転生したけど捨てられそうなので、兄妹で楽しく生きることにします~超チートな家出兄妹は辺境で幸せ家族ができました~
 伯爵家で記憶の戻らないユリアに精一杯の援助をしていた頃も、いつもこうやって心配していた。

(……僕が、誘わなかったら……)

 生まれ変わって、ユリアの顔を見た瞬間、前世の妹だと理解した。
 それと共に押し寄せてくるのは、後悔の念。
 前世でユリアと死別してから、ずっと後悔を抱えてきた。あの時、一緒に食事をしようなんて誘わなかったら。待ち合わせ場所を変えていたら。もっと早い時間を指定していたら。
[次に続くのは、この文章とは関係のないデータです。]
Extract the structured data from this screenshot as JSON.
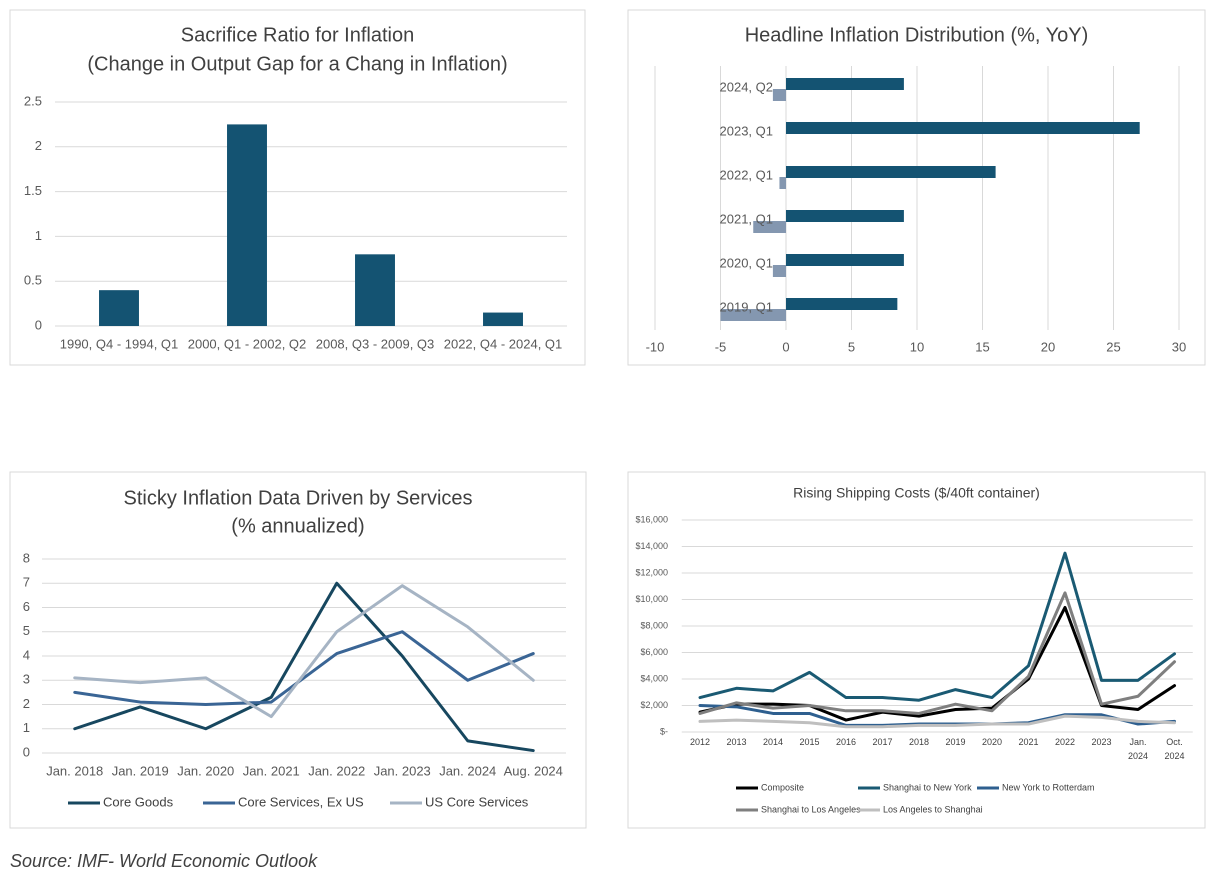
{
  "chart_data": [
    {
      "type": "bar",
      "orientation": "vertical",
      "title": "Sacrifice Ratio for Inflation",
      "subtitle": "(Change in Output Gap for a Chang in Inflation)",
      "categories": [
        "1990, Q4 - 1994, Q1",
        "2000, Q1 - 2002, Q2",
        "2008, Q3 - 2009, Q3",
        "2022, Q4 - 2024, Q1"
      ],
      "values": [
        0.4,
        2.25,
        0.8,
        0.15
      ],
      "color": "#145372",
      "ylim": [
        0,
        2.5
      ],
      "yticks": [
        0,
        0.5,
        1,
        1.5,
        2,
        2.5
      ],
      "grid": true
    },
    {
      "type": "bar",
      "orientation": "horizontal",
      "title": "Headline Inflation Distribution (%, YoY)",
      "categories": [
        "2024, Q2",
        "2023, Q1",
        "2022, Q1",
        "2021, Q1",
        "2020, Q1",
        "2019, Q1"
      ],
      "series": [
        {
          "color": "#145372",
          "values": [
            9,
            27,
            16,
            9,
            9,
            8.5
          ]
        },
        {
          "color": "#8497b0",
          "values": [
            -1,
            0,
            -0.5,
            -2.5,
            -1,
            -5
          ]
        }
      ],
      "xlim": [
        -10,
        30
      ],
      "xticks": [
        -10,
        -5,
        0,
        5,
        10,
        15,
        20,
        25,
        30
      ],
      "grid": true
    },
    {
      "type": "line",
      "title": "Sticky Inflation Data Driven by Services",
      "subtitle": "(% annualized)",
      "categories": [
        "Jan. 2018",
        "Jan. 2019",
        "Jan. 2020",
        "Jan. 2021",
        "Jan. 2022",
        "Jan. 2023",
        "Jan. 2024",
        "Aug. 2024"
      ],
      "series": [
        {
          "name": "Core Goods",
          "color": "#17475f",
          "values": [
            1,
            1.9,
            1,
            2.3,
            7,
            4,
            0.5,
            0.1
          ]
        },
        {
          "name": "Core Services, Ex US",
          "color": "#3a6595",
          "values": [
            2.5,
            2.1,
            2,
            2.1,
            4.1,
            5,
            3,
            4.1
          ]
        },
        {
          "name": "US Core Services",
          "color": "#a6b4c4",
          "values": [
            3.1,
            2.9,
            3.1,
            1.5,
            5,
            6.9,
            5.2,
            3
          ]
        }
      ],
      "ylim": [
        0,
        8
      ],
      "yticks": [
        0,
        1,
        2,
        3,
        4,
        5,
        6,
        7,
        8
      ],
      "grid": true,
      "legend": "bottom"
    },
    {
      "type": "line",
      "title": "Rising Shipping Costs ($/40ft container)",
      "categories": [
        "2012",
        "2013",
        "2014",
        "2015",
        "2016",
        "2017",
        "2018",
        "2019",
        "2020",
        "2021",
        "2022",
        "2023",
        "Jan. 2024",
        "Oct. 2024"
      ],
      "series": [
        {
          "name": "Composite",
          "color": "#000000",
          "values": [
            1500,
            2100,
            2100,
            2000,
            900,
            1500,
            1200,
            1700,
            1800,
            4000,
            9400,
            2000,
            1700,
            3500
          ]
        },
        {
          "name": "Shanghai to New York",
          "color": "#1a5a73",
          "values": [
            2600,
            3300,
            3100,
            4500,
            2600,
            2600,
            2400,
            3200,
            2600,
            5000,
            13500,
            3900,
            3900,
            5900
          ]
        },
        {
          "name": "New York to Rotterdam",
          "color": "#2e5f8f",
          "values": [
            2000,
            1900,
            1400,
            1400,
            500,
            500,
            600,
            600,
            600,
            700,
            1300,
            1300,
            600,
            800
          ]
        },
        {
          "name": "Shanghai to Los Angeles",
          "color": "#7f7f7f",
          "values": [
            1400,
            2200,
            1800,
            2000,
            1600,
            1600,
            1400,
            2100,
            1600,
            4200,
            10500,
            2100,
            2700,
            5300
          ]
        },
        {
          "name": "Los Angeles to Shanghai",
          "color": "#bfbfbf",
          "values": [
            800,
            900,
            800,
            700,
            400,
            400,
            500,
            500,
            600,
            600,
            1200,
            1100,
            800,
            700
          ]
        }
      ],
      "ylim": [
        0,
        16000
      ],
      "yticks": [
        {
          "value": 0,
          "label": "$-"
        },
        {
          "value": 2000,
          "label": "$2,000"
        },
        {
          "value": 4000,
          "label": "$4,000"
        },
        {
          "value": 6000,
          "label": "$6,000"
        },
        {
          "value": 8000,
          "label": "$8,000"
        },
        {
          "value": 10000,
          "label": "$10,000"
        },
        {
          "value": 12000,
          "label": "$12,000"
        },
        {
          "value": 14000,
          "label": "$14,000"
        },
        {
          "value": 16000,
          "label": "$16,000"
        }
      ],
      "grid": true,
      "legend": "bottom"
    }
  ],
  "source": "Source: IMF- World Economic Outlook"
}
 周囲の人達は皆、アーゲルの責任ではないと言ってくれた。アーゲルだって、頭ではわかっていたのだ。
 不幸な事故。きっと、普通ならその一言で片づけられてしまうそんな出来事。
 毎年毎年、命日が来る度に後悔して、謝って、そして自分だけが幸せになることをどこか後ろめたくも思っていた。
 生まれ変わって、自分と兄の扱いが違うのに気づいた時、前世の罰を与えられたのだと思っていた。
 けれど、違った。再び彼女と兄妹になれた。それなら、アーゲルがすべきなのは、妹を守ることだ。
 でも、ユリアには記憶がなくて――。前世の記憶を共に語り合えたなら、きっと伯爵家の生活ももっと耐えやすかっただろうに。